Débouté de ce dernier chef de demande monsieur [R] qui succombe supportera les dépens d’appel.

PAR CES MOTIFS

La Cour, statuant publiquement, contradictoirement et par mise à disposition au greffe ;

CONFIRME les trois jugements rendus par le juge de l’exécution du tribunal judiciaire de Nanterre les 26 mars, 12 mai et 13 août 2021 et, y ajoutant ;

Dit n’y avoir lieu à statuer sur la demande de sursis à statuer ;

Rejette la demande subsidiaire de monsieur [J] [R] tendant à voir reporter le point de départ de l’astreinte ;

Rejette la demande de prononcé d’une nouvelle astreinte provisoire formée devant la cour par monsieur [G] [X] ;

Condamne monsieur [J] [R] à verser à monsieur [G] [X] la somme complémentaire de 2.000 euros par application de l’article 700 du code de procédure civile et à supporter les dépens d’appel avec faculté de recouvrement conformément aux dispositions de l’article 699 du même code.

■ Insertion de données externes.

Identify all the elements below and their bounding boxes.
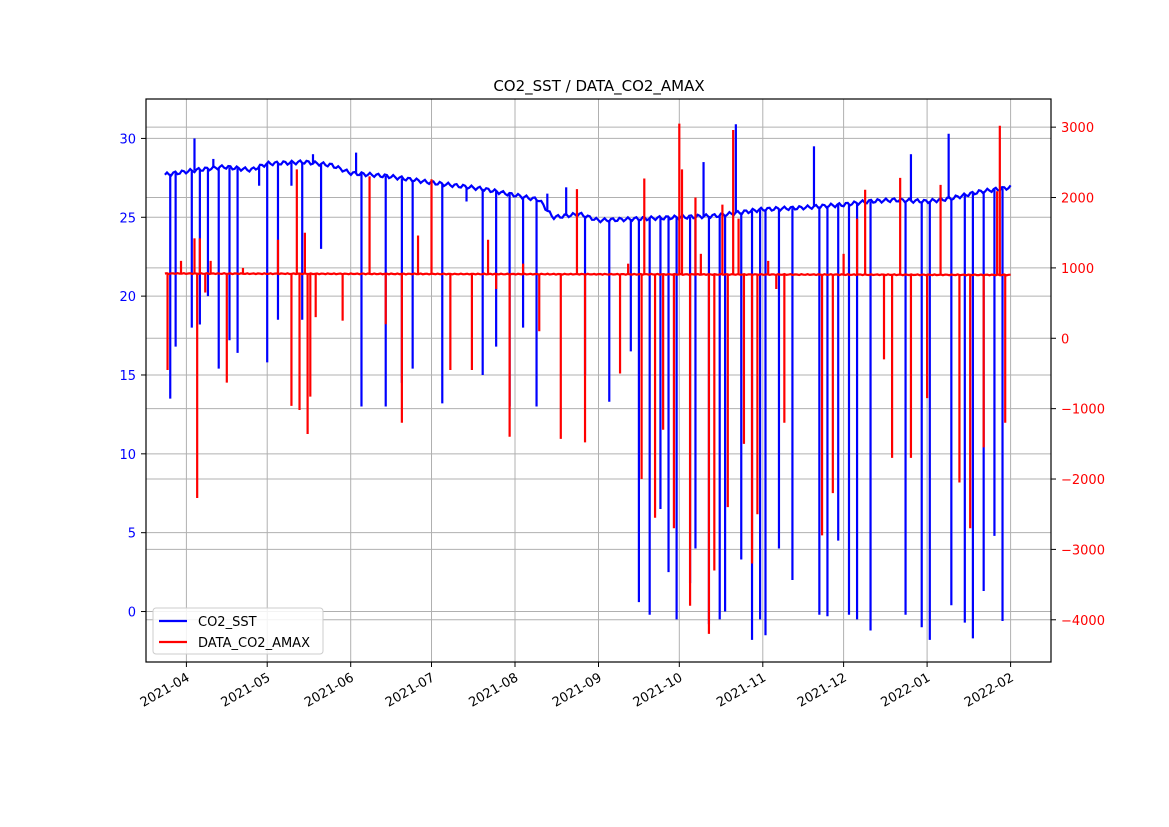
legend-label: DATA_CO2_AMAX xyxy=(198,636,310,651)
data-line xyxy=(164,159,1012,224)
y-tick-label: 15 xyxy=(119,369,136,384)
data-line xyxy=(164,272,1011,277)
plot-area xyxy=(164,123,1012,640)
y-tick-label: 30 xyxy=(119,132,136,147)
y2-tick-label: −2000 xyxy=(1061,473,1105,488)
co2-sst-series xyxy=(164,124,1012,640)
y2-tick-label: −3000 xyxy=(1061,543,1105,558)
legend-box xyxy=(152,607,324,655)
y-tick-label: 0 xyxy=(128,606,136,621)
legend: CO2_SST DATA_CO2_AMAX xyxy=(152,607,324,655)
legend-label: CO2_SST xyxy=(198,615,257,630)
y-tick-label: 20 xyxy=(119,290,136,305)
y2-tick-label: −1000 xyxy=(1061,403,1105,418)
y2-tick-label: 3000 xyxy=(1061,121,1094,136)
y2-tick-label: 2000 xyxy=(1061,192,1094,207)
y2-tick-label: 1000 xyxy=(1061,262,1094,277)
y-tick-label: 10 xyxy=(119,448,136,463)
data-co2-amax-series xyxy=(164,123,1011,634)
y-tick-label: 5 xyxy=(128,527,136,542)
y2-tick-label: 0 xyxy=(1061,332,1069,347)
chart-title: CO2_SST / DATA_CO2_AMAX xyxy=(493,77,704,96)
y2-tick-label: −4000 xyxy=(1061,614,1105,629)
y-tick-label: 25 xyxy=(119,211,136,226)
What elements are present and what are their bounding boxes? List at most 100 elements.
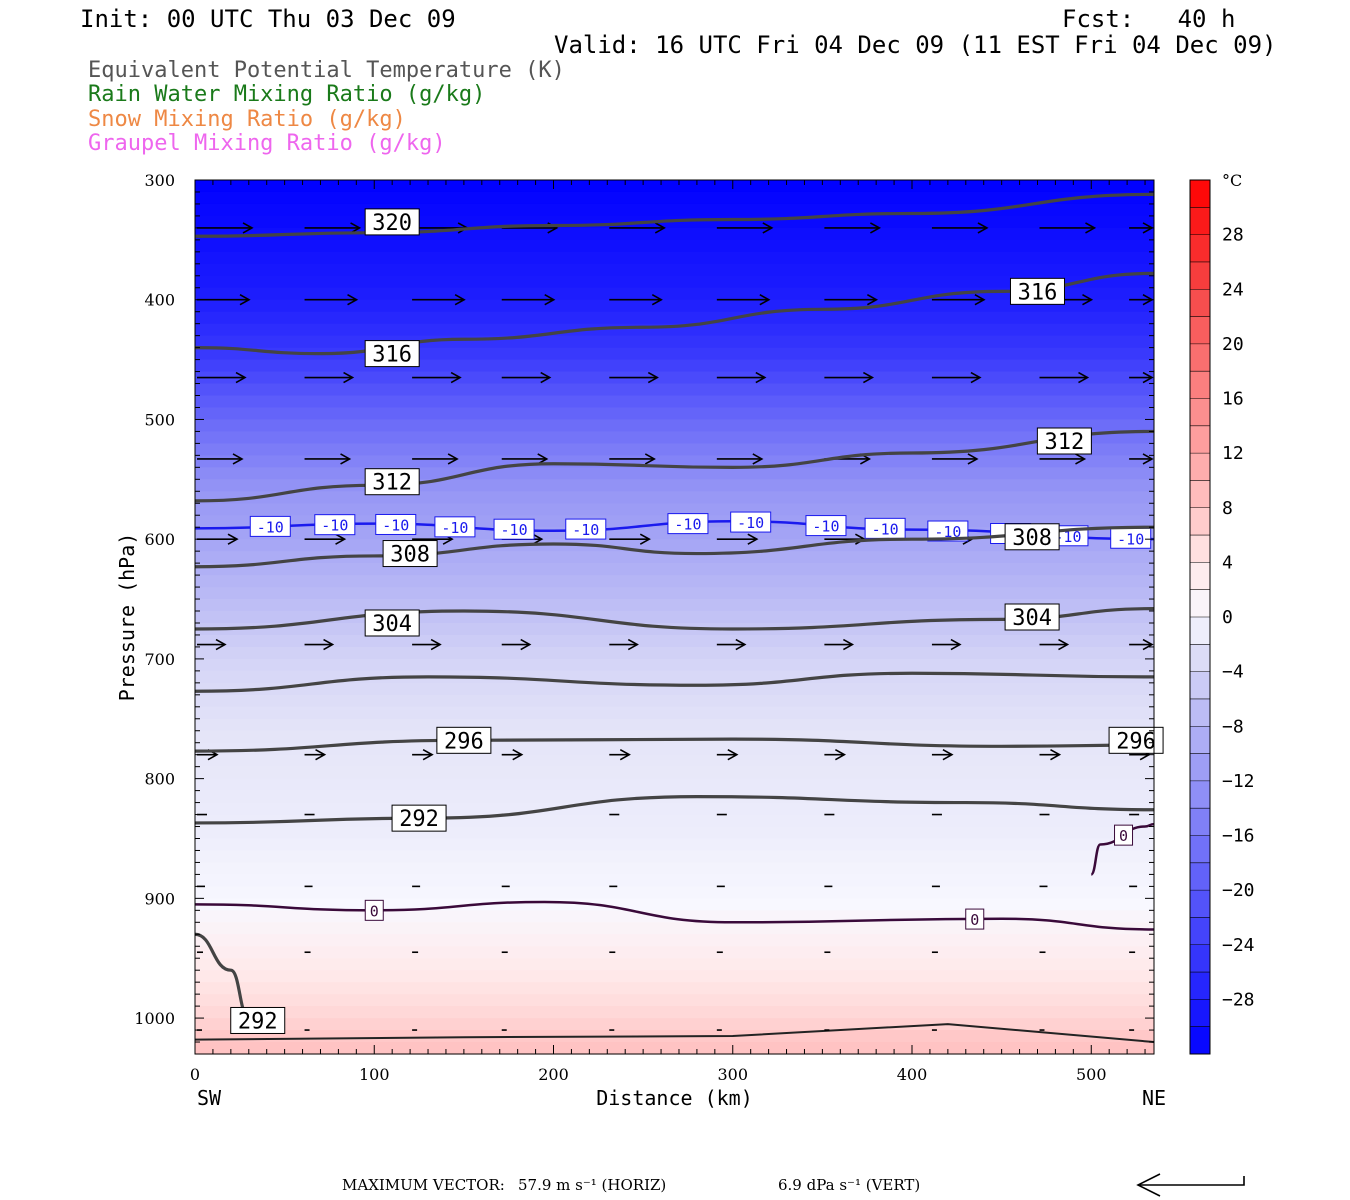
wind-arrow-head bbox=[242, 222, 254, 234]
colorbar-segment bbox=[1190, 617, 1210, 645]
temperature-band bbox=[195, 431, 1154, 444]
isotherm-label: -10 bbox=[812, 518, 839, 536]
wind-arrow-head bbox=[647, 371, 659, 384]
colorbar-unit: °C bbox=[1222, 171, 1242, 190]
wind-arrow-head bbox=[315, 748, 327, 761]
temperature-band bbox=[195, 622, 1154, 636]
temperature-band bbox=[195, 395, 1154, 409]
isotherm-label: 0 bbox=[1119, 827, 1128, 845]
temperature-band bbox=[195, 239, 1154, 253]
max-vector-label: MAXIMUM VECTOR: bbox=[342, 1176, 505, 1194]
legend-graupel: Graupel Mixing Ratio (g/kg) bbox=[88, 131, 446, 156]
theta-e-contour bbox=[194, 271, 1155, 356]
colorbar-tick-label: −12 bbox=[1222, 771, 1255, 792]
theta-e-label: 316 bbox=[372, 343, 412, 368]
temperature-band bbox=[195, 886, 1154, 899]
temperature-band bbox=[195, 407, 1154, 421]
temperature-band bbox=[195, 287, 1154, 301]
temperature-band bbox=[195, 263, 1154, 277]
init-time: Init: 00 UTC Thu 03 Dec 09 bbox=[80, 5, 456, 33]
colorbar-segment bbox=[1190, 371, 1210, 399]
colorbar-segment bbox=[1190, 698, 1210, 727]
theta-e-label: 320 bbox=[372, 211, 412, 236]
theta-e-contour bbox=[194, 192, 1155, 238]
y-tick-label: 900 bbox=[144, 889, 175, 908]
colorbar-segment bbox=[1190, 999, 1210, 1028]
colorbar-segment bbox=[1190, 808, 1210, 836]
temperature-band bbox=[195, 826, 1154, 840]
x-axis-label: Distance (km) bbox=[596, 1086, 753, 1110]
wind-arrow-head bbox=[654, 222, 666, 234]
colorbar-segment bbox=[1190, 207, 1210, 236]
wind-arrow-head bbox=[520, 638, 532, 651]
isotherm-label: -10 bbox=[441, 519, 468, 537]
colorbar-segment bbox=[1190, 234, 1210, 263]
wind-arrow-head bbox=[227, 533, 239, 545]
isotherm-label: -10 bbox=[872, 520, 899, 538]
theta-e-label: 296 bbox=[444, 729, 484, 754]
colorbar-segment bbox=[1190, 1026, 1210, 1055]
wind-arrow-head bbox=[619, 748, 631, 761]
wind-arrow-head bbox=[735, 638, 747, 651]
wind-arrow-head bbox=[537, 453, 549, 465]
isotherm-label-box bbox=[364, 899, 384, 921]
isotherm-label: -10 bbox=[321, 517, 348, 535]
wind-arrow-head bbox=[1142, 371, 1154, 384]
colorbar-segment bbox=[1190, 425, 1210, 454]
temperature-band bbox=[195, 587, 1154, 600]
wind-arrow-head bbox=[627, 638, 639, 651]
colorbar-tick-label: 24 bbox=[1222, 279, 1244, 300]
legend-rain: Rain Water Mixing Ratio (g/kg) bbox=[88, 82, 486, 107]
isotherm-label-box bbox=[314, 514, 356, 536]
valid-time: Valid: 16 UTC Fri 04 Dec 09 (11 EST Fri … bbox=[554, 31, 1277, 59]
y-tick-label: 600 bbox=[144, 530, 175, 549]
colorbar-segment bbox=[1190, 480, 1210, 509]
wind-arrow-head bbox=[335, 533, 347, 545]
theta-e-label-box bbox=[1009, 277, 1065, 305]
isotherm-label-box bbox=[375, 513, 417, 535]
x-tick-label: 500 bbox=[1076, 1065, 1107, 1084]
theta-e-contour bbox=[194, 429, 1155, 503]
temperature-band bbox=[195, 299, 1154, 313]
colorbar-segment bbox=[1190, 862, 1210, 891]
colorbar-segment bbox=[1190, 726, 1210, 755]
x-tick-label: 200 bbox=[538, 1065, 569, 1084]
x-end-label-right: NE bbox=[1142, 1086, 1166, 1110]
theta-e-label: 304 bbox=[1012, 606, 1052, 631]
wind-arrow-head bbox=[834, 748, 847, 761]
temperature-band bbox=[195, 467, 1154, 480]
temperature-band bbox=[195, 323, 1154, 337]
colorbar-segment bbox=[1190, 944, 1210, 973]
isotherm-label: -10 bbox=[737, 514, 764, 532]
legend-snow: Snow Mixing Ratio (g/kg) bbox=[88, 107, 406, 132]
y-tick-label: 800 bbox=[144, 770, 175, 789]
temperature-band bbox=[195, 371, 1154, 385]
colorbar-tick-label: 8 bbox=[1222, 498, 1233, 519]
y-tick-label: 700 bbox=[144, 650, 175, 669]
theta-e-label-box bbox=[1004, 523, 1060, 551]
wind-arrow-head bbox=[1058, 638, 1070, 651]
max-vector-arrow bbox=[1138, 1176, 1245, 1186]
y-tick-label: 300 bbox=[144, 171, 175, 190]
temperature-band bbox=[195, 922, 1154, 935]
surface-line bbox=[194, 1023, 1155, 1044]
colorbar-segment bbox=[1190, 289, 1210, 318]
isotherm-label: -10 bbox=[674, 516, 701, 534]
x-tick-label: 300 bbox=[717, 1065, 748, 1084]
isotherm-label-box bbox=[965, 908, 985, 930]
wind-arrow-head bbox=[235, 371, 247, 384]
colorbar-tick-label: −24 bbox=[1222, 935, 1255, 956]
temperature-band bbox=[195, 347, 1154, 361]
wind-arrow-head bbox=[1142, 638, 1154, 651]
legend-theta-e: Equivalent Potential Temperature (K) bbox=[88, 58, 565, 83]
colorbar-tick-label: 20 bbox=[1222, 334, 1244, 355]
colorbar-segment bbox=[1190, 507, 1210, 536]
wind-arrow-head bbox=[977, 222, 989, 234]
theta-e-contour bbox=[194, 737, 1155, 753]
isotherm-label: -10 bbox=[934, 523, 961, 541]
theta-e-label: 292 bbox=[399, 807, 439, 832]
colorbar-tick-label: 4 bbox=[1222, 552, 1233, 573]
colorbar-segment bbox=[1190, 398, 1210, 427]
wind-arrow-head bbox=[239, 294, 251, 306]
colorbar-tick-label: −28 bbox=[1222, 989, 1255, 1010]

– prononcé par mise à disposition de l’arrêt au greffe de la cour, les parties en ayant été préalablement avisées dans les conditions prévues au deuxième alinéa de l’article 450 du code de procédure civile.

– signé par Madame Florence MICHON, Conseiller faisant fonction de Président et par Madame Mélanie RIBEIRO, Greffier, auquel la minute de la décision a été remise par le magistrat signataire.